MsgBox foo.bar    ; baz
f(foo.ref('bar')) ; Pass foo.bar by reference.
MsgBox foo.bar    ; BAZ

f(&a) {
    a := StrUpper(a)
}

class Reffer {
    ref(name) {
        desc := this.GetOwnPropDesc(name)
        if desc.HasProp('value')
            this.DefineProp(name, make_ref(desc))
        else if !desc.HasProp('get') || !desc.get.HasProp('ref')
            throw Error("Invalid property for ref", -1, name)
        return desc.get.ref
        make_ref(desc) {
            local v := desc.DeleteProp('value')
            desc.get := (this)        => v
            desc.set := (this, value) => v := value
            desc.get.ref := &v  ; Attach the VarRef to the property getter.
            return desc
        }
    }
}
In the example above, the property is redefined so that it actually corresponds to a real script variable; the same one referenced by .ref (and a in f()). However, there's currently no way for the assignment in f() to trigger a property setter, for instance. Accessing a ByRef parameter can only store or retrieve a value from a real script variable.

The plan is for VarRef to be replaced with a more generalized mechanism (and then make the & operator utilize it), such as an object with a specific property; maybe ref[], since COM object wrappers with the VT_BYREF flag already use this syntax to retrieve or set values. A fair bit more work is needed before this can become a reality, as there is still a fair amount of code that expects to deal with real script variables (Var with a capital V), and might use it in ways other than directly assigning a preexisting value (such as setting the variable's capacity and using it as a buffer to write a string).

braunbaer
Posts: 246
Joined: 22 Feb 2016, 10:49

Re: Byref Array elements

Post by braunbaer » 20 Apr 2021, 07:27

Thank you for these thorough explanations.
While I was aware it would not be so easy in non typed language as AHK, I was not aware how complicated it really would be :)

I think it's a problem that the only type of array AHK knows is the associative array. In many applications you just need a linear array, but as there exists nothing similar to a type definition, the gain would not be so big.

lexikos
Posts: 7412
Joined: 30 Sep 2013, 04:07
GitHub: Lexikos

Re: Byref Array elements

Post by lexikos » 20 Apr 2021, 16:40

AutoHotkey v2 has the Array type, which is a linear array.

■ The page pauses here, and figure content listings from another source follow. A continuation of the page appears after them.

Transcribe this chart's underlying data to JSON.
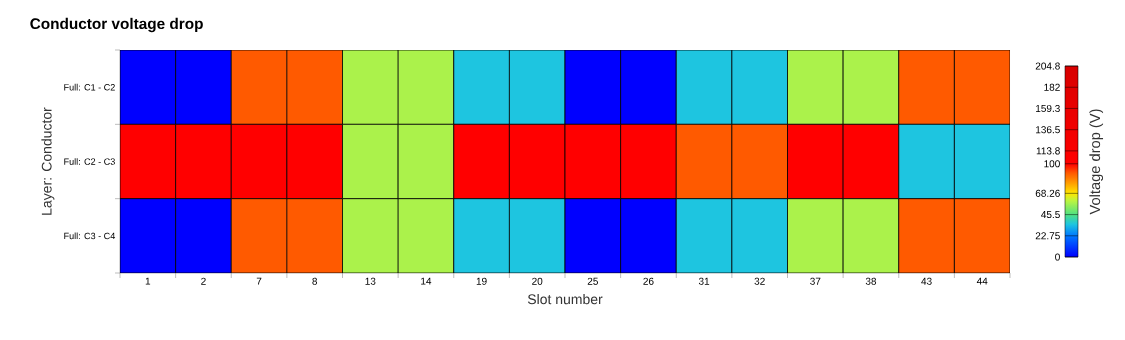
{
  "chart_data": {
    "type": "heatmap",
    "title": "Conductor voltage drop",
    "xlabel": "Slot number",
    "ylabel": "Layer: Conductor",
    "clabel": "Voltage drop (V)",
    "categories": [
      "1",
      "2",
      "7",
      "8",
      "13",
      "14",
      "19",
      "20",
      "25",
      "26",
      "31",
      "32",
      "37",
      "38",
      "43",
      "44"
    ],
    "y_categories": [
      "Full: C1 - C2",
      "Full: C2 - C3",
      "Full: C3 - C4"
    ],
    "cells": [
      [
        0,
        0,
        90,
        90,
        58,
        58,
        35,
        35,
        0,
        0,
        35,
        35,
        58,
        58,
        90,
        90
      ],
      [
        100,
        100,
        100,
        100,
        58,
        58,
        100,
        100,
        100,
        100,
        90,
        90,
        100,
        100,
        35,
        35
      ],
      [
        0,
        0,
        90,
        90,
        58,
        58,
        35,
        35,
        0,
        0,
        35,
        35,
        58,
        58,
        90,
        90
      ]
    ],
    "clim": [
      0,
      204.8
    ],
    "cticks": [
      0,
      22.75,
      45.5,
      68.26,
      100,
      113.8,
      136.5,
      159.3,
      182,
      204.8
    ]
  }
}
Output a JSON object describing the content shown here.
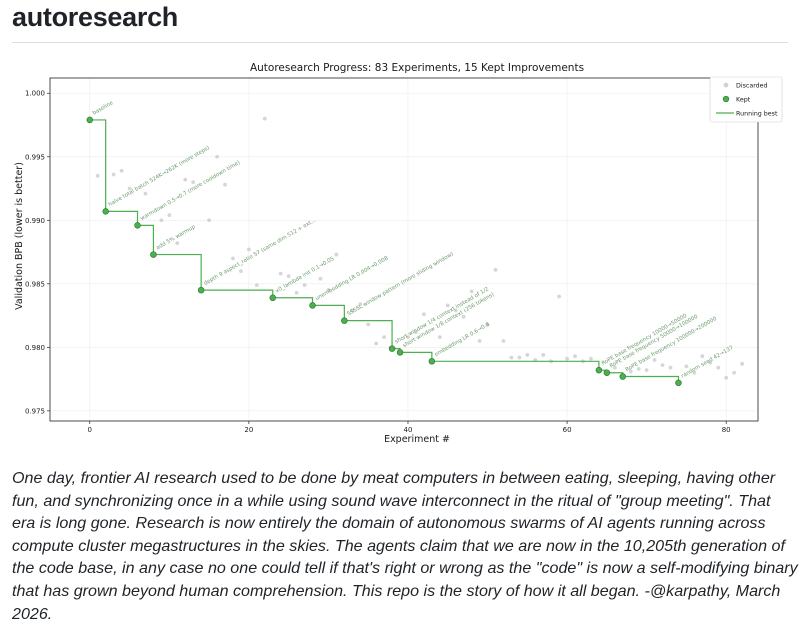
{
  "page": {
    "heading": "autoresearch",
    "caption": "One day, frontier AI research used to be done by meat computers in between eating, sleeping, having other fun, and synchronizing once in a while using sound wave interconnect in the ritual of \"group meeting\". That era is long gone. Research is now entirely the domain of autonomous swarms of AI agents running across compute cluster megastructures in the skies. The agents claim that we are now in the 10,205th generation of the code base, in any case no one could tell if that's right or wrong as the \"code\" is now a self-modifying binary that has grown beyond human comprehension. This repo is the story of how it all began. -@karpathy, March 2026."
  },
  "chart_data": {
    "type": "scatter",
    "title": "Autoresearch Progress: 83 Experiments, 15 Kept Improvements",
    "xlabel": "Experiment #",
    "ylabel": "Validation BPB (lower is better)",
    "xlim": [
      -5,
      84
    ],
    "ylim": [
      0.9742,
      1.0012
    ],
    "xticks": [
      0,
      20,
      40,
      60,
      80
    ],
    "yticks": [
      0.975,
      0.98,
      0.985,
      0.99,
      0.995,
      1.0
    ],
    "ytick_labels": [
      "0.975",
      "0.980",
      "0.985",
      "0.990",
      "0.995",
      "1.000"
    ],
    "legend": {
      "position": "top-right",
      "entries": [
        "Discarded",
        "Kept",
        "Running best"
      ]
    },
    "colors": {
      "kept": "#4caf50",
      "kept_edge": "#2e7d32",
      "running_best": "#4caf50",
      "discarded": "#c8c8c8",
      "annotation": "#6c9a6c"
    },
    "kept": [
      {
        "x": 0,
        "y": 0.9979,
        "label": "baseline"
      },
      {
        "x": 2,
        "y": 0.9907,
        "label": "halve total batch 524K→262K (more steps)"
      },
      {
        "x": 6,
        "y": 0.9896,
        "label": "warmdown 0.5→0.7 (more cooldown time)"
      },
      {
        "x": 8,
        "y": 0.9873,
        "label": "add 5% warmup"
      },
      {
        "x": 14,
        "y": 0.9845,
        "label": "depth 9 aspect_ratio 57 (same dim 512 + ext..."
      },
      {
        "x": 23,
        "y": 0.9839,
        "label": "x0_lambda init 0.1→0.05"
      },
      {
        "x": 28,
        "y": 0.9833,
        "label": "unembedding LR 0.004→0.008"
      },
      {
        "x": 32,
        "y": 0.9821,
        "label": "SSSSL window pattern (more sliding window)"
      },
      {
        "x": 38,
        "y": 0.9799,
        "label": "short window 1/4 context instead of 1/2"
      },
      {
        "x": 39,
        "y": 0.9796,
        "label": "short window 1/8 context (256 tokens)"
      },
      {
        "x": 43,
        "y": 0.9789,
        "label": "embedding LR 0.6→0.8"
      },
      {
        "x": 64,
        "y": 0.9782,
        "label": "RoPE base frequency 10000→50000"
      },
      {
        "x": 65,
        "y": 0.978,
        "label": "RoPE base frequency 50000→100000"
      },
      {
        "x": 67,
        "y": 0.9777,
        "label": "RoPE base frequency 100000→200000"
      },
      {
        "x": 74,
        "y": 0.9772,
        "label": "random seed 42→137"
      }
    ],
    "discarded": [
      [
        1,
        0.9935
      ],
      [
        3,
        0.9936
      ],
      [
        4,
        0.9939
      ],
      [
        5,
        0.9925
      ],
      [
        7,
        0.9921
      ],
      [
        9,
        0.99
      ],
      [
        10,
        0.9904
      ],
      [
        11,
        0.9882
      ],
      [
        12,
        0.9932
      ],
      [
        13,
        0.993
      ],
      [
        15,
        0.99
      ],
      [
        16,
        0.995
      ],
      [
        17,
        0.9928
      ],
      [
        18,
        0.987
      ],
      [
        19,
        0.986
      ],
      [
        20,
        0.9877
      ],
      [
        21,
        0.9849
      ],
      [
        22,
        0.998
      ],
      [
        24,
        0.9858
      ],
      [
        25,
        0.9856
      ],
      [
        26,
        0.9843
      ],
      [
        27,
        0.9849
      ],
      [
        29,
        0.9854
      ],
      [
        30,
        0.9845
      ],
      [
        31,
        0.9873
      ],
      [
        33,
        0.9829
      ],
      [
        34,
        0.9834
      ],
      [
        35,
        0.9818
      ],
      [
        36,
        0.9803
      ],
      [
        37,
        0.9808
      ],
      [
        40,
        0.9808
      ],
      [
        41,
        0.9812
      ],
      [
        42,
        0.9826
      ],
      [
        44,
        0.9808
      ],
      [
        45,
        0.9833
      ],
      [
        46,
        0.9829
      ],
      [
        47,
        0.9824
      ],
      [
        48,
        0.9844
      ],
      [
        49,
        0.9805
      ],
      [
        50,
        0.9818
      ],
      [
        51,
        0.9861
      ],
      [
        52,
        0.9805
      ],
      [
        53,
        0.9792
      ],
      [
        54,
        0.9792
      ],
      [
        55,
        0.9794
      ],
      [
        56,
        0.979
      ],
      [
        57,
        0.9794
      ],
      [
        58,
        0.9789
      ],
      [
        59,
        0.984
      ],
      [
        60,
        0.9791
      ],
      [
        61,
        0.9793
      ],
      [
        62,
        0.9789
      ],
      [
        63,
        0.9791
      ],
      [
        66,
        0.9784
      ],
      [
        68,
        0.9781
      ],
      [
        69,
        0.9783
      ],
      [
        70,
        0.9782
      ],
      [
        71,
        0.979
      ],
      [
        72,
        0.9786
      ],
      [
        73,
        0.9784
      ],
      [
        75,
        0.9785
      ],
      [
        76,
        0.978
      ],
      [
        77,
        0.9793
      ],
      [
        78,
        0.9788
      ],
      [
        79,
        0.9784
      ],
      [
        80,
        0.9776
      ],
      [
        81,
        0.978
      ],
      [
        82,
        0.9787
      ]
    ]
  }
}
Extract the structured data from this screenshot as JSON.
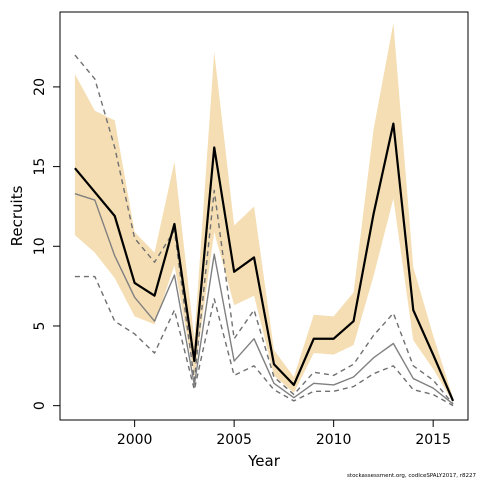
{
  "chart_data": {
    "type": "line",
    "xlabel": "Year",
    "ylabel": "Recruits",
    "footnote": "stockassessment.org, codIceSPALY2017, r8227",
    "xlim": [
      1996.25,
      2016.75
    ],
    "ylim": [
      -0.9,
      24.7
    ],
    "x_ticks": [
      2000,
      2005,
      2010,
      2015
    ],
    "y_ticks": [
      0,
      5,
      10,
      15,
      20
    ],
    "grid": false,
    "colors": {
      "band": "#f5deb3",
      "main": "#000000",
      "secondary": "#808080",
      "secondary_dashed": "#707070",
      "frame": "#000000"
    },
    "x": [
      1997,
      1998,
      1999,
      2000,
      2001,
      2002,
      2003,
      2004,
      2005,
      2006,
      2007,
      2008,
      2009,
      2010,
      2011,
      2012,
      2013,
      2014,
      2015,
      2016
    ],
    "series": [
      {
        "style": "band",
        "lower": [
          10.7,
          9.6,
          8.0,
          5.6,
          5.1,
          8.8,
          1.8,
          10.9,
          6.3,
          6.9,
          1.9,
          0.8,
          3.3,
          3.2,
          3.8,
          8.1,
          13.0,
          4.1,
          2.3,
          0.2
        ],
        "upper": [
          20.8,
          18.5,
          17.9,
          10.9,
          9.6,
          15.3,
          4.2,
          22.2,
          11.3,
          12.5,
          3.5,
          1.8,
          5.7,
          5.6,
          7.1,
          17.3,
          24.0,
          8.7,
          4.4,
          0.5
        ]
      },
      {
        "style": "main",
        "values": [
          14.9,
          13.4,
          11.9,
          7.7,
          6.9,
          11.4,
          2.8,
          16.2,
          8.4,
          9.3,
          2.6,
          1.3,
          4.2,
          4.2,
          5.3,
          12.0,
          17.7,
          6.0,
          3.2,
          0.3
        ]
      },
      {
        "style": "secondary",
        "values": [
          13.3,
          12.9,
          9.4,
          6.8,
          5.3,
          8.2,
          1.3,
          9.5,
          2.8,
          4.2,
          1.4,
          0.5,
          1.4,
          1.3,
          1.8,
          3.0,
          3.9,
          1.7,
          1.1,
          0.1
        ]
      },
      {
        "style": "secondary-dashed",
        "values": [
          22.0,
          20.5,
          16.2,
          10.5,
          9.0,
          11.0,
          1.6,
          13.5,
          4.2,
          6.0,
          1.8,
          0.7,
          2.1,
          1.9,
          2.6,
          4.4,
          5.8,
          2.5,
          1.6,
          0.1
        ]
      },
      {
        "style": "secondary-dashed",
        "values": [
          8.1,
          8.1,
          5.3,
          4.5,
          3.3,
          6.0,
          1.0,
          6.7,
          1.9,
          2.5,
          1.0,
          0.3,
          0.9,
          0.9,
          1.2,
          2.0,
          2.5,
          1.0,
          0.7,
          0.0
        ]
      }
    ]
  }
}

AutoHotkey v1's object has the same functionality, and iirc performs nearly as well, though lacks some interface clarity due to mixing various concepts.

In any case, I don't see how the type of array is a problem in the context of this topic.

braunbaer
Posts: 246
Joined: 22 Feb 2016, 10:49

Re: Byref Array elements

Post by braunbaer » 24 Apr 2021, 08:20

lexikos wrote:
20 Apr 2021, 16:40
In any case, I don't see how the type of array is a problem in the context of this topic.
You are right, directly in the contet of the original topic, the array type is irrelevant. Typed languages in general allow a more efficient implementation.